The dreams fired by that superb education—and the job-draining collapse of the city’s steel-based economy—sent most of us elsewhere to live, work and rear our own families. (We’re the ones waving Terrible Towels when the Steelers visit our adopted towns.)
But by far the biggest contingent of Marquis expats is in California, with most of the rest elsewhere in the Sunbelt. Of the 25 of us who survive (out of 29 originally) only five live in Pittsburgh.
What kind of work do we do? As I count it, there are six businessmen (plus one of us who cops to being a mortgage banker), five lawyers, three doctors, a dentist, a computer programmer, a social worker, a federal bureaucrat, a charity fundraiser, a cantor, one guy whose occupation is “loafing” and a farmer—yes, a farmer.

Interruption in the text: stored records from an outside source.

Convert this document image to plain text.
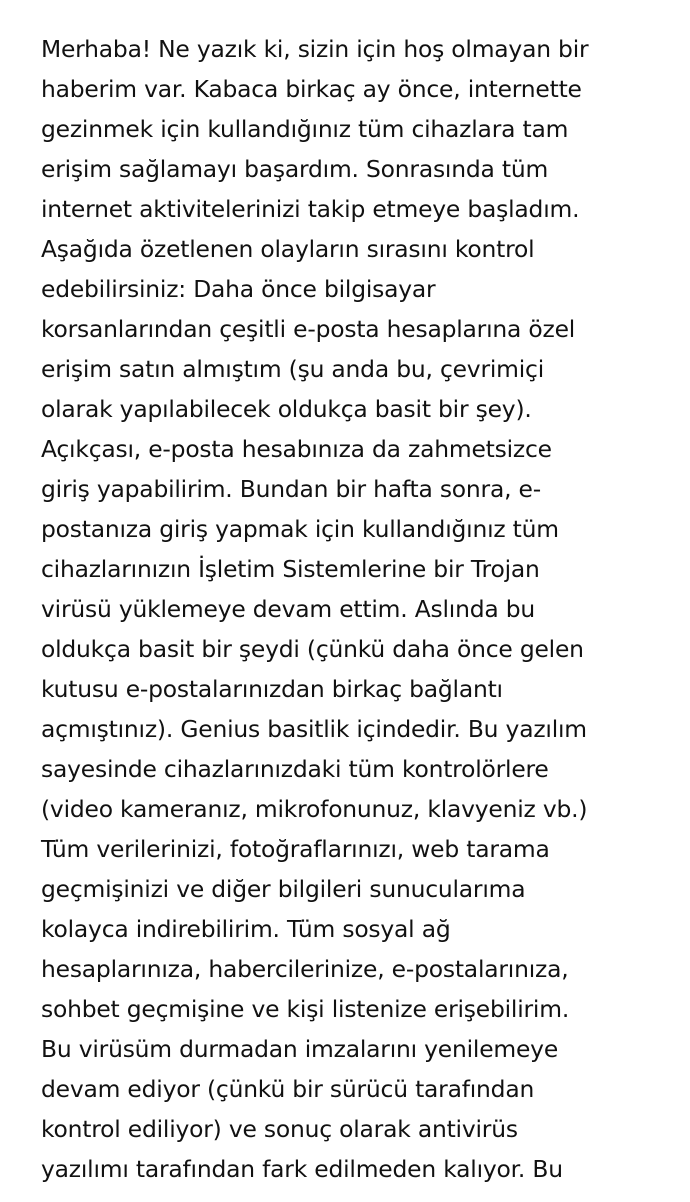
Merhaba! Ne yazık ki, sizin için hoş olmayan bir
haberim var. Kabaca birkaç ay önce, internette
gezinmek için kullandığınız tüm cihazlara tam
erişim sağlamayı başardım. Sonrasında tüm
internet aktivitelerinizi takip etmeye başladım.
Aşağıda özetlenen olayların sırasını kontrol
edebilirsiniz: Daha önce bilgisayar
korsanlarından çeşitli e-posta hesaplarına özel
erişim satın almıştım (şu anda bu, çevrimiçi
olarak yapılabilecek oldukça basit bir şey).
Açıkçası, e-posta hesabınıza da zahmetsizce
giriş yapabilirim. Bundan bir hafta sonra, e-
postanıza giriş yapmak için kullandığınız tüm
cihazlarınızın İşletim Sistemlerine bir Trojan
virüsü yüklemeye devam ettim. Aslında bu
oldukça basit bir şeydi (çünkü daha önce gelen
kutusu e-postalarınızdan birkaç bağlantı
açmıştınız). Genius basitlik içindedir. Bu yazılım
sayesinde cihazlarınızdaki tüm kontrolörlere
(video kameranız, mikrofonunuz, klavyeniz vb.)
Tüm verilerinizi, fotoğraflarınızı, web tarama
geçmişinizi ve diğer bilgileri sunucularıma
kolayca indirebilirim. Tüm sosyal ağ
hesaplarınıza, habercilerinize, e-postalarınıza,
sohbet geçmişine ve kişi listenize erişebilirim.
Bu virüsüm durmadan imzalarını yenilemeye
devam ediyor (çünkü bir sürücü tarafından
kontrol ediliyor) ve sonuç olarak antivirüs
yazılımı tarafından fark edilmeden kalıyor. Bu
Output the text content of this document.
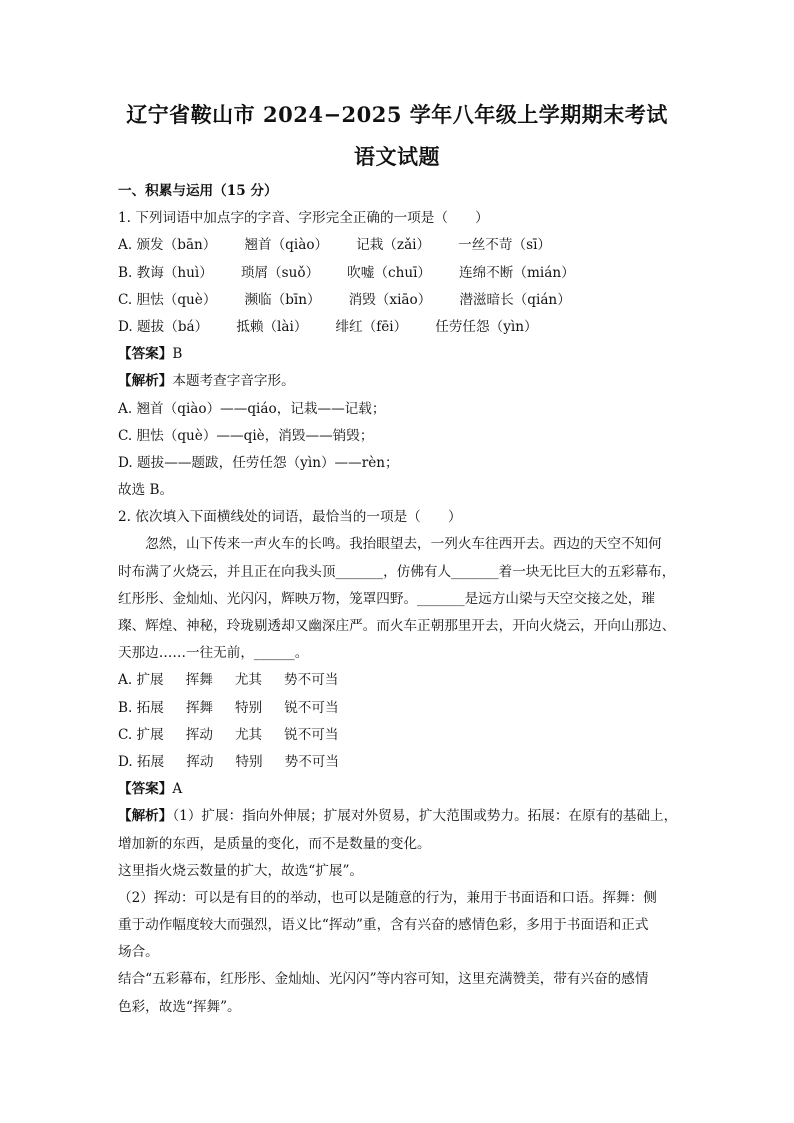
辽宁省鞍山市 2024−2025 学年八年级上学期期末考试
语文试题
一、积累与运用（15 分）
1. 下列词语中加点字的字音、字形完全正确的一项是（　　）
A. 颁发（bān） 翘首（qiào） 记栽（zǎi） 一丝不苛（sī）
B. 教诲（huì） 琐屑（suǒ） 吹嘘（chuī） 连绵不断（mián）
C. 胆怯（què） 濒临（bīn） 消毁（xiāo） 潜滋暗长（qián）
D. 题拔（bá） 抵赖（lài） 绯红（fēi） 任劳任怨（yìn）
【答案】B
【解析】本题考查字音字形。
A. 翘首（qiào）——qiáo，记栽——记载；
C. 胆怯（què）——qiè，消毁——销毁；
D. 题拔——题跋，任劳任怨（yìn）——rèn；
故选 B。
2. 依次填入下面横线处的词语，最恰当的一项是（　　）
忽然，山下传来一声火车的长鸣。我抬眼望去，一列火车往西开去。西边的天空不知何
时布满了火烧云，并且正在向我头顶_______，仿佛有人_______着一块无比巨大的五彩幕布，
红彤彤、金灿灿、光闪闪，辉映万物，笼罩四野。_______是远方山梁与天空交接之处，璀
璨、辉煌、神秘，玲珑剔透却又幽深庄严。而火车正朝那里开去，开向火烧云，开向山那边、
天那边……一往无前，______。
A. 扩展 挥舞 尤其 势不可当
B. 拓展 挥舞 特别 锐不可当
C. 扩展 挥动 尤其 锐不可当
D. 拓展 挥动 特别 势不可当
【答案】A
【解析】（1）扩展：指向外伸展；扩展对外贸易，扩大范围或势力。拓展：在原有的基础上，
增加新的东西，是质量的变化，而不是数量的变化。
这里指火烧云数量的扩大，故选“扩展”。
（2）挥动：可以是有目的的举动，也可以是随意的行为，兼用于书面语和口语。挥舞：侧
重于动作幅度较大而强烈，语义比“挥动”重，含有兴奋的感情色彩，多用于书面语和正式
场合。
结合“五彩幕布，红彤彤、金灿灿、光闪闪”等内容可知，这里充满赞美，带有兴奋的感情
色彩，故选“挥舞”。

Of the 21 Marquis who voted for a candidate in our little survey, 18 were for Obama, two for McCain and one for libertarian-independent Bob Barr. The tally was 18-3, plus 9-0 among the women on the list, for a grand total of 27-3.
Why?
At this point I want to turn the Marquis gavel over to Howie Gordon, the club’s most charismatic, committed leader. Naturally, he tends the email list and conducted the survey. A writer and father of three, he and his wife, Jeremy, have lived since for decades in Berkeley, California.
One factor, Gordon and his wife suggested to me in an email, was personal and particular to our little group. The Marquis had forged a strong bond and had maintained it across the continent and the decades. Their communal dialogue “has not been about advancing their careers or fortunes,” she said. “It’s basically sentimental, heartfelt, loving. The kind of people interested in such a thing, probably tend to be more idealistic, more prone to hope.”
It’s just my guess, but the advent of Gov. Sarah Palin and her backwoods evangelism may not have helped the GOP cause with my fellow club members.
The rest of the explanation, Howie said, was generational.
“We were the children of the generation that won World War II,” he wrote me. “We are the children of what was a rising and successful middle class...who were so free of the daily struggle just to eat and have a roof over our heads that we actually had the luxury of being able to care about the lives of people less fortunate than ourselves.
“We were weaned on the Nuremberg Trials,” he continued, “ and taught that there was a right way and a wrong way to live in this world.
“We came of age with the American civil-rights movement and understood the simple correctness of Martin Luther King in seeking to lead his own people to social justice, just as Moses had once led ours.
“And you ask, `Why Obama? And, ‘why now?’ Well, let’s just say, it’s been a long time comin’, the way I see it.”